L’histoire ne dira jamais si le destin de Gorbatchev
et de l’Union soviétique eût pu être différent. Mais celui des millions de femmes
et d’hommes qui agissent pour changer le monde en a été chamboulé. L’URSS a
disparu, et il n’y aura pas de retour en arrière. Les révolutionnaires sont
tenus au devoir d’invention d’un projet d’émancipation répondant aux conditions
et aux objectifs du XXIe siècle, qui n’ont rien à voir avec le contexte
de 1917 ou même de la perestroïka de 1985.

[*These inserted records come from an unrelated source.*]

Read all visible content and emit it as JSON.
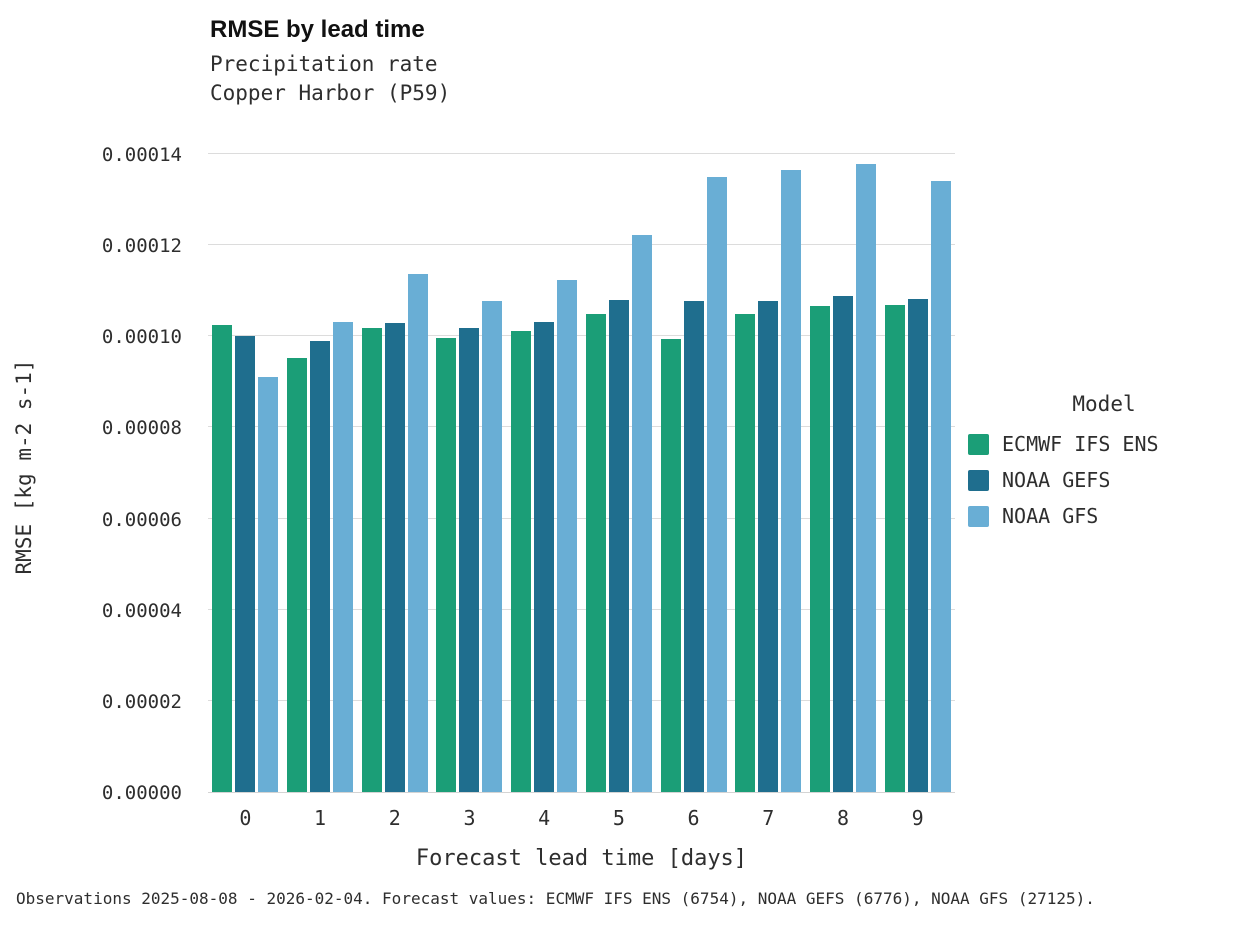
{
  "chart_data": {
    "type": "bar",
    "title": "RMSE by lead time",
    "subtitle": [
      "Precipitation rate",
      "Copper Harbor (P59)"
    ],
    "xlabel": "Forecast lead time [days]",
    "ylabel": "RMSE [kg m-2 s-1]",
    "categories": [
      "0",
      "1",
      "2",
      "3",
      "4",
      "5",
      "6",
      "7",
      "8",
      "9"
    ],
    "series": [
      {
        "name": "ECMWF IFS ENS",
        "color": "#1b9e77",
        "values": [
          0.0001025,
          9.53e-05,
          0.0001018,
          9.97e-05,
          0.0001012,
          0.0001048,
          9.95e-05,
          0.0001049,
          0.0001067,
          0.0001069
        ]
      },
      {
        "name": "NOAA GEFS",
        "color": "#1f6e8e",
        "values": [
          0.0001,
          9.9e-05,
          0.0001029,
          0.0001019,
          0.0001032,
          0.0001079,
          0.0001077,
          0.0001077,
          0.0001089,
          0.0001082
        ]
      },
      {
        "name": "NOAA GFS",
        "color": "#69aed5",
        "values": [
          9.1e-05,
          0.0001031,
          0.0001136,
          0.0001078,
          0.0001124,
          0.0001222,
          0.000135,
          0.0001366,
          0.0001378,
          0.000134
        ]
      }
    ],
    "ylim": [
      0,
      0.00014
    ],
    "yticks": [
      "0.00000",
      "0.00002",
      "0.00004",
      "0.00006",
      "0.00008",
      "0.00010",
      "0.00012",
      "0.00014"
    ],
    "grid": "horizontal",
    "legend_title": "Model",
    "legend_position": "right",
    "footer": "Observations 2025-08-08 - 2026-02-04. Forecast values: ECMWF IFS ENS (6754), NOAA GEFS (6776), NOAA GFS (27125)."
  }
}
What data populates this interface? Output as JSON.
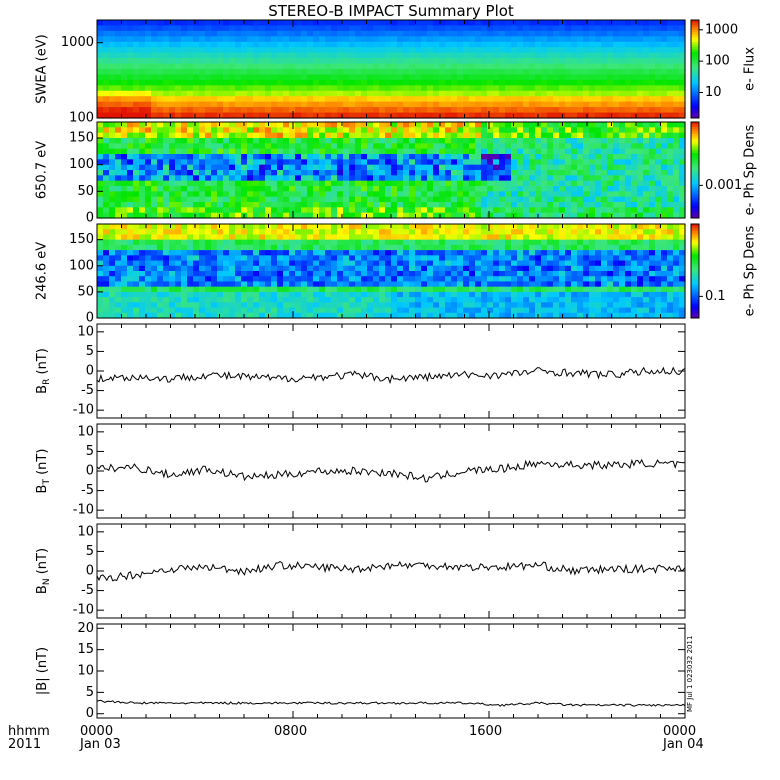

Mais, si l’échec de Gorbatchev a mis à bas un système
politique, il n’a pas éteint l’espoir que l’homme du Kremlin incarnait à
l’époque pour la société soviétique et pour les peuples du monde. Au-delà de la
question toujours posée du sens concret de ses réformes – allèrent-elles
dans le sens d’une démocratisation du socialisme ou bien dans celui de
concessions au capitalisme, jusqu’au point de non-retour ? –, cet espoir d’alors est celui, à ce jour
inabouti, d’une société qui conjugue la fin de l’exploitation avec les
libertés pleines et entières. Cette visée a survécu à l’implosion
de l’URSS, voire s’est renforcée de l’échec patent du capitalisme à faire
mieux que le socialisme. C’est bien cependant ce dernier, à force de sclérose
et d’autoritarisme, qui a étouffé la seule tentative de l’humaniser
– printemps de Prague excepté –, et non l’inverse. Le socialisme du
XXe siècle est mort. Reste le communisme, qui n’existe nulle part encore,
si ce n’est par bribes. « L’histoire enseigne aux hommes la difficulté des grandes tâches et la lenteur
des accomplissements, écrivait
Jean Jaurès, mais elle justifie l’invincible espoir. »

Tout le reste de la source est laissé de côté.